An evening at Dalloway Terrace
Winter wonderland-based brunches don't get better than this. Nicola Moyne hits Dalloway Terrace in Bloomsbury, London to start the weekend in style
Winter wonderland-based brunches don't get better than this. Nicola Moyne hits Dalloway Terrace in Bloomsbury, London to start the weekend in style
With its hanging gold lanterns, cosy fur throws and a blanket of frosted fir branches glistening in the morning sun, you'd be forgiven for thinking you'd stumbled across Narnia when arriving at Dalloway Terrace - The Bloomsbury hotel's super-chic bar and restaurant. But that's where the comparison ends: there's no icy waiting staff, nor cumbersome wardrobe to navigate - Dalloway Terrace is that rare London find that delivers on food, ambience and service all at once, making it just as magical as any C.S Lewis fantasy in my book.
Eager to locate a new brunch-time hotspot, I headed to this slick central-London eatery - named after the eponymous character created by Virginia Woolf - at the weekend with a friend.

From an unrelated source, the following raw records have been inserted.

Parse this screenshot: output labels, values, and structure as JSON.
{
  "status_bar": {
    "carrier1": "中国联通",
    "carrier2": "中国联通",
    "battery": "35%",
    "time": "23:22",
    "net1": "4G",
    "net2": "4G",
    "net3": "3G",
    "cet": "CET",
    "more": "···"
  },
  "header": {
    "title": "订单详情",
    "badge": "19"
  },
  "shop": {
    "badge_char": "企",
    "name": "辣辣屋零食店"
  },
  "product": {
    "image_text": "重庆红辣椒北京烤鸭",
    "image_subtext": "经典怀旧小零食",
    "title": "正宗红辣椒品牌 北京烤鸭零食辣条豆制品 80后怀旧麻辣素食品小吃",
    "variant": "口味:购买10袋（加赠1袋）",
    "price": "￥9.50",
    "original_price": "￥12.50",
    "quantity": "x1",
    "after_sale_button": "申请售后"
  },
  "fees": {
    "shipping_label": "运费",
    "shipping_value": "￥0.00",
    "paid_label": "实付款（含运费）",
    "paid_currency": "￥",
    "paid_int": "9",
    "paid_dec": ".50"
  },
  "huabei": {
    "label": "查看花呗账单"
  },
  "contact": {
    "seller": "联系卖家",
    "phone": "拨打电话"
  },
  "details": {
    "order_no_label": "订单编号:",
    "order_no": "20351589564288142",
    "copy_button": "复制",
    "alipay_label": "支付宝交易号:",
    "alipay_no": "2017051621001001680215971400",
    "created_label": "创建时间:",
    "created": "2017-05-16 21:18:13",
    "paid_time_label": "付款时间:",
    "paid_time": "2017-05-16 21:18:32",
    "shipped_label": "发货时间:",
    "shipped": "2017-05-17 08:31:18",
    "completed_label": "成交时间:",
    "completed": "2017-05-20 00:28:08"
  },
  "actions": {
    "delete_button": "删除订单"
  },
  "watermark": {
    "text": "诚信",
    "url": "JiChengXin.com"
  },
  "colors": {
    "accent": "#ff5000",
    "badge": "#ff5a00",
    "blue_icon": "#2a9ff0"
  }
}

I'd heard it was ideal for al fresco dining in summer, with its retractable roof and resplendent buxus hedging, but was ill-prepared for its winter wonderland wow-factor. This is the stylish foodie's equivalent to Santa's grotto.
After a few minutes of Insta-ing the decadent decor (it's obligatory, I promise), we decided to hit the drinks menu and polished off a French cocktail (£12.50) - a refreshing little gin, champagne number - while ordering a Burrata di Puglia (£15) to share and a dish of Florentine eggs (£10) and Dorset Crab on Toast (£9) each. Well, it's not often you get to dine out in Narnia, is it?
The Burrata di Puglia is the first plate to arrive and it's predictably divine: succulent roasted cherry vine tomatoes, baked sour dough toast and a dollop of delicate burrata mozzarella-style cheese literally melt in the mouth, and I wonder why I don't have this for breakfast/lunch/dinner every day.
Next up are my seasoned Florentine eggs, which arrive on a toasted, fluffy English muffin, slathered in a rich hollandaise sauce. The poached eggs are cooked to perfection and the bed of baby spinach is sweet and crisp. It's pure class on a plate, especially when washed down with an extra glass of French bubbles.
My friend tucks into the Dorset Crab on Toast, accompanied by an egg, watercress and apple salad, and enthuses enough 'mmmm'-like nods and noises to comfortably confirm she's enjoying her dish as much as I am.
Other brunch menu options include Buttermilk Pancakes with blueberries and lemon curd (£7), Kentish Spinach Salad with poaches eggs, piquillo peppers and toasted pine nuts (£12), or the Clarence Court Egg White Omelette with chia seeds and spinach (£10). Yum.
In fact, we inspect the menu for our next Dalloway dining experience for so long it's another hour before we leave this heated hideaway, which embodies a quintessentially, almost poetic, English charm. I'll be back for the Afternoon Tea and 28-day aged Sirloin Steak, no doubt, but not before another round of Florentine and French.